Member of the Philippine House of Representatives from the Bulacan's 4th congressional district
- Incumbent
- Assumed office June 30, 2022
- Preceded by: Henry Villarica
- In office June 30, 2010 – June 30, 2019
- Preceded by: Reylina Nicolas
- Succeeded by: Henry Villarica

Deputy Speaker of the House of Representatives
- In office August 9, 2017 – June 30, 2019 Serving with several others
- House Speaker: Pantaleon Alvarez Gloria Macapagal Arroyo

Mayor of Meycauayan
- In office June 30, 2019 – June 30, 2022
- Vice Mayor: Josefina Violago
- Preceded by: Henry Villarica
- Succeeded by: Henry Villarica

Personal details
- Born: July 25, 1949 (age 77) Banna, Ilocos Norte, Philippines
- Party: PFP (2023–present)
- Other political affiliations: PDP–Laban (2017–2023) Liberal (2009–2017)
- Spouse: Henry Villarica
- Children: 4
- Alma mater: University of the Philippines Diliman (BA)

= Linabelle Villarica =

Filipino politician (born 1949)

Linabelle Ruth Ramos Villarica (born July 25, 1949) is a Filipino politician who currently serves as the member of the House of Representatives from the 4th District of Bulacan since 2022 and previously from 2010 to 2019. She previously served as mayor of Meycauayan from 2019 to 2022.

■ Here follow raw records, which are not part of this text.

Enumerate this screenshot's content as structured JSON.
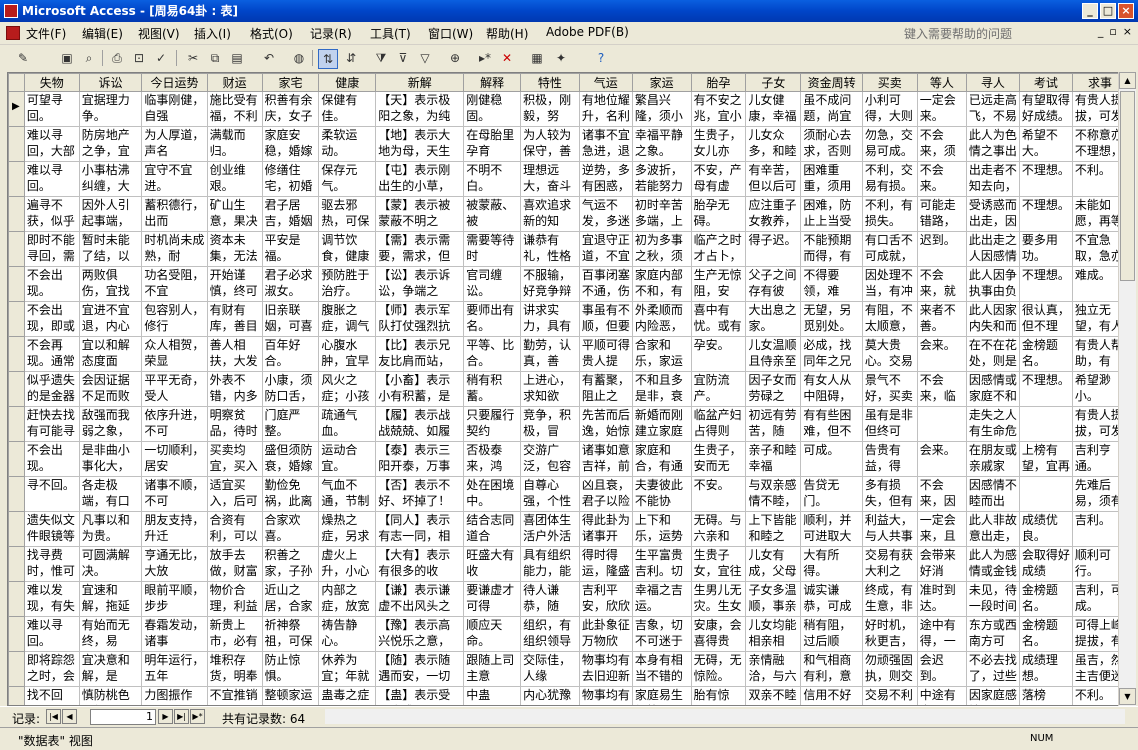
{
  "window": {
    "title": "Microsoft Access - [周易64卦 : 表]"
  },
  "menu": [
    "文件(F)",
    "编辑(E)",
    "视图(V)",
    "插入(I)",
    "格式(O)",
    "记录(R)",
    "工具(T)",
    "窗口(W)",
    "帮助(H)",
    "Adobe PDF(B)"
  ],
  "help_placeholder": "键入需要帮助的问题",
  "columns": [
    "失物",
    "诉讼",
    "今日运势",
    "财运",
    "家宅",
    "健康",
    "新解",
    "解释",
    "特性",
    "气运",
    "家运",
    "胎孕",
    "子女",
    "资金周转",
    "买卖",
    "等人",
    "寻人",
    "考试",
    "求事"
  ],
  "rows": [
    [
      "可望寻回。",
      "宜据理力争。",
      "临事刚健，自强",
      "施比受有福，不利",
      "积善有余庆，女子",
      "保健有佳。",
      "【天】表示极阳之象，为纯卦",
      "刚健稳固。",
      "积极，刚毅，努",
      "有地位耀升，名利",
      "繁昌兴隆，须小心",
      "有不安之兆，宜小",
      "儿女健康，幸福",
      "虽不成问题，尚宜",
      "小利可得，大则",
      "一定会来。",
      "已远走高飞，不易",
      "有望取得好成绩。",
      "有贵人提拔，可发"
    ],
    [
      "难以寻回，大部",
      "防房地产之争，宜",
      "为人厚道，声名",
      "满载而归。",
      "家庭安稳，婚嫁",
      "柔软运动。",
      "【地】表示大地为母，天生之母",
      "在母胎里孕育",
      "为人较为保守，善",
      "诸事不宜急进，退",
      "幸福平静之象。",
      "生贵子，女儿亦",
      "儿女众多，和睦",
      "须耐心去求，否则",
      "勿急，交易可成。",
      "不会来，须再待些",
      "此人为色情之事出",
      "希望不大。",
      "不称意亦不理想，只"
    ],
    [
      "难以寻回。",
      "小事枯沸纠缠，大",
      "宜守不宜进。",
      "创业维艰。",
      "修缮住宅，初婚",
      "保存元气。",
      "【屯】表示刚出生的小草，主凶",
      "不明不白。",
      "理想远大，奋斗",
      "逆势，多有困惑，",
      "多波折，若能努力",
      "不安，产母有虚",
      "有辛苦，但以后可",
      "困难重重，须用",
      "不利，交易有损。",
      "不会来。",
      "出走者不知去向，",
      "不理想。",
      "不利。"
    ],
    [
      "遍寻不获，似乎",
      "因外人引起事端，",
      "蓄积德行，出而",
      "矿山生意，果决",
      "君子居吉，婚姻",
      "驱去邪热，可保",
      "【蒙】表示被蒙蔽不明之意。主",
      "被蒙蔽、被",
      "喜欢追求新的知",
      "气运不发，多迷",
      "初时辛苦多端，上",
      "胎孕无碍。",
      "应注重子女教养，",
      "困难，防止上当受",
      "不利，有损失。",
      "可能走错路，会迟",
      "受诱惑而出走，因",
      "不理想。",
      "未能如愿，再等"
    ],
    [
      "即时不能寻回，需",
      "暂时未能了结，以",
      "时机尚未成熟，耐",
      "资本未集，无法",
      "平安是福。",
      "调节饮食，健康",
      "【需】表示需要，需求，但却",
      "需要等待时",
      "谦恭有礼，性格",
      "宜退守正道，不宜",
      "初为多事之秋，须",
      "临产之时才占卜，",
      "得子迟。",
      "不能预期而得，有",
      "有口舌不可成就，",
      "迟到。",
      "此出走之人因感情",
      "要多用功。",
      "不宜急取，急亦"
    ],
    [
      "不会出现。",
      "两败俱伤，宜找",
      "功名受阻，不宜",
      "开始谨慎，终可",
      "君子必求淑女。",
      "预防胜于治疗。",
      "【讼】表示诉讼，争端之象。",
      "官司缠讼。",
      "不服输，好竞争辩",
      "百事闭塞不通，伤",
      "家庭内部不和，有",
      "生产无惊阻，安",
      "父子之间存有彼",
      "不得要领，难",
      "因处理不当，有冲",
      "不会来，就算会",
      "此人因争执事由负",
      "不理想。",
      "难成。"
    ],
    [
      "不会出现，即或",
      "宜进不宜退，内心",
      "包容别人，修行",
      "有财有库，善目",
      "旧亲联姻，可喜",
      "腹胀之症，调气",
      "【师】表示军队打仗强烈抗争之",
      "要师出有名。",
      "讲求实力，具有",
      "事虽有不顺，但要",
      "外柔顺而内险恶，",
      "喜中有忧。或有",
      "大出息之家。",
      "无望，另觅别处。",
      "有阻，不太顺意，",
      "来者不善。",
      "此人因家内失和而",
      "很认真，但不理",
      "独立无望，有人"
    ],
    [
      "不会再现。通常",
      "宜以和解态度面",
      "众人相贺，荣显",
      "善人相扶，大发",
      "百年好合。",
      "心腹水肿，宜早",
      "【比】表示兄友比肩而站，一片",
      "平等、比合。",
      "勤劳，认真，善",
      "平顺可得贵人提",
      "合家和乐，家运",
      "孕安。",
      "儿女温顺且侍亲至",
      "必成，找同年之兄",
      "莫大贵心。交易",
      "会来。",
      "在不在花处，则是",
      "金榜题名。",
      "有贵人帮助，有"
    ],
    [
      "似乎遗失的是金器",
      "会因证据不足而败",
      "平平无奇，受人",
      "外表不错，内多",
      "小康，须防口舌，",
      "风火之症；小孩",
      "【小畜】表示小有积蓄，是个小",
      "稍有积蓄。",
      "上进心，求知欲",
      "有蓄聚，阻止之",
      "不和且多是非，衰",
      "宜防流产。",
      "因子女而劳碌之",
      "有女人从中阻碍，",
      "景气不好，买卖",
      "不会来，临时变",
      "因感情或家庭不和",
      "不理想。",
      "希望渺小。"
    ],
    [
      "赶快去找有可能寻",
      "敌强而我弱之象，",
      "依序升进，不可",
      "明察贫品，待时",
      "门庭严整。",
      "疏通气血。",
      "【履】表示战战兢兢、如履薄冰",
      "只要履行契约",
      "竞争，积极，冒",
      "先苦而后逸，始惊",
      "新婚而刚建立家庭",
      "临盆产妇占得则",
      "初远有劳苦，随",
      "有有些困难，但不",
      "虽有是非但终可",
      "",
      "走失之人有生命危",
      "",
      "有贵人提拔，可发"
    ],
    [
      "不会出现。",
      "是非曲小事化大，",
      "一切顺利，居安",
      "买卖均宜，买入",
      "盛但须防衰，婚嫁",
      "运动合宜。",
      "【泰】表示三阳开泰，万事亨",
      "否极泰来，鸿",
      "交游广泛，包容",
      "诸事如意吉祥，前",
      "家庭和合，有通",
      "生贵子，安而无",
      "亲子和睦幸福",
      "可成。",
      "告贵有益，得",
      "会来。",
      "在朋友或亲戚家",
      "上榜有望，宜再",
      "吉利亨通。"
    ],
    [
      "寻不回。",
      "各走极端，有口",
      "诸事不顺，不可",
      "适宜买入，后可",
      "勤俭免祸，此离",
      "气血不通，节制",
      "【否】表示不好、坏掉了！",
      "处在困境中。",
      "自尊心强，个性",
      "凶且衰，君子以险",
      "夫妻彼此不能协",
      "不安。",
      "与双亲感情不睦，",
      "告贷无门。",
      "多有损失，但有",
      "不会来，因别的事",
      "因感情不睦而出",
      "",
      "先难后易，须有"
    ],
    [
      "遗失似文件眼镜等",
      "凡事以和为贵。",
      "朋友支持，升迁",
      "合资有利，可以",
      "合家欢喜。",
      "燥热之症，另求",
      "【同人】表示有志一同，相和而",
      "结合志同道合",
      "喜团体生活户外活",
      "得此卦为诸事开",
      "上下和乐，运势",
      "无碍。与六亲和",
      "上下皆能和睦之",
      "顺利，并可进取大",
      "利益大，与人共事",
      "一定会来，且会",
      "此人非故意出走，",
      "成绩优良。",
      "吉利。"
    ],
    [
      "找寻费时，惟可",
      "可圆满解决。",
      "亨通无比，大放",
      "放手去做，财富",
      "积善之家，子孙",
      "虚火上升，小心",
      "【大有】表示有很多的收获，是",
      "旺盛大有收",
      "具有组织能力，能",
      "得时得运，隆盛",
      "生平富贵吉利。切",
      "生贵子女，宜往",
      "儿女有成，父母",
      "大有所得。",
      "交易有获大利之",
      "会带来好消息。",
      "此人为感情或金钱",
      "会取得好成绩",
      "顺利可行。"
    ],
    [
      "难以发现，有失",
      "宜速和解，拖延",
      "眼前平顺，步步",
      "物价合理，利益",
      "近山之居，合家",
      "内部之症，放宽",
      "【谦】表示谦虚不出风头之意。",
      "要谦虚才可得",
      "待人谦恭，随",
      "吉利平安，欣欣",
      "幸福之吉运。",
      "生男儿无灾。生女",
      "子女多温顺，事亲",
      "诚实谦恭，可成",
      "终成，有生意，非",
      "准时到达。",
      "未见，待一段时间",
      "金榜题名。",
      "吉利，可成。"
    ],
    [
      "难以寻回。",
      "有始而无终，易",
      "春霜发动，诸事",
      "新贵上市，必有",
      "祈神祭祖，可保",
      "祷告静心。",
      "【豫】表示高兴悦乐之意，主小",
      "顺应天命。",
      "组织，有组织领导",
      "此卦象征万物欣",
      "吉象，切不可迷于",
      "安康，会喜得贵",
      "儿女均能相亲相",
      "稍有阻，过后顺",
      "好时机，秋更吉，",
      "途中有得，一定",
      "东方或西南方可",
      "金榜题名。",
      "可得上峰提拔，有"
    ],
    [
      "即将踪怨之时，会",
      "宜决意和解，是",
      "明年运行，五年",
      "堆积存货，明奉",
      "防止惊惧。",
      "休养为宜；年就",
      "【随】表示随遇而安，一切随",
      "跟随上司主意",
      "交际佳，人缘",
      "物事均有去旧迎新",
      "本身有相当不错的",
      "无碍，无惊险。",
      "亲情融洽，与六",
      "和气相商有利，意",
      "勿顽强固执，则交",
      "会迟到。",
      "不必去找了，过些",
      "成绩理想。",
      "虽吉，然主吉便迷"
    ],
    [
      "找不回",
      "慎防桃色纠纷",
      "力图振作",
      "不宜推销",
      "整顿家运",
      "蛊毒之症",
      "【蛊】表示受到蛊惑",
      "中蛊",
      "内心犹豫",
      "物事均有败坏",
      "家庭易生纷扰",
      "胎有惊",
      "双亲不睦",
      "信用不好",
      "交易不利",
      "中途有变",
      "因家庭感情",
      "落榜",
      "不利。"
    ]
  ],
  "nav": {
    "label": "记录:",
    "current": "1",
    "count_label": "共有记录数: 64"
  },
  "status": {
    "text": "\"数据表\" 视图",
    "num": "NUM"
  }
}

==Early life and education==
Linabelle Villarica was born on July 25, 1949, in Espiritu (now Banna), Ilocos Norte. She graduated at the University of the Philippines Diliman with a course of Bachelor of Arts in speech and drama.

==Political career==
===Congresswoman for the 4th District (2010–2019)===
Villarica served as the member of the House of Representatives from the 4th District for nine years. She filed many house bills, including House Bill 4113 (100-Day Maternity Leave Bill). She served three terms in the House and also formerly served as Deputy Speaker.

===Mayor of Meycauayan (2019–2022)===
Villarica ran for mayor of Meycauayan in 2019 and won. She switched places with her husband Henry Villarica, who ran for congressman. She was sworn in on June 30, 2019.

===Congresswoman for the 4th District (2022–present)===
Villarica ran for a return to Congress, switching places once again with her husband Henry Villarica. They eventually won the elections.

==Personal life==
Villarica is married to Henry Villarica, a former mayor of Meycauayan and now congressman from Bulacan's 4th district. Their family runs the Villarica Pawnshop. They have four children together.

On March 26, 2020, after her husband tested positive for COVID-19, she was placed under home quarantine.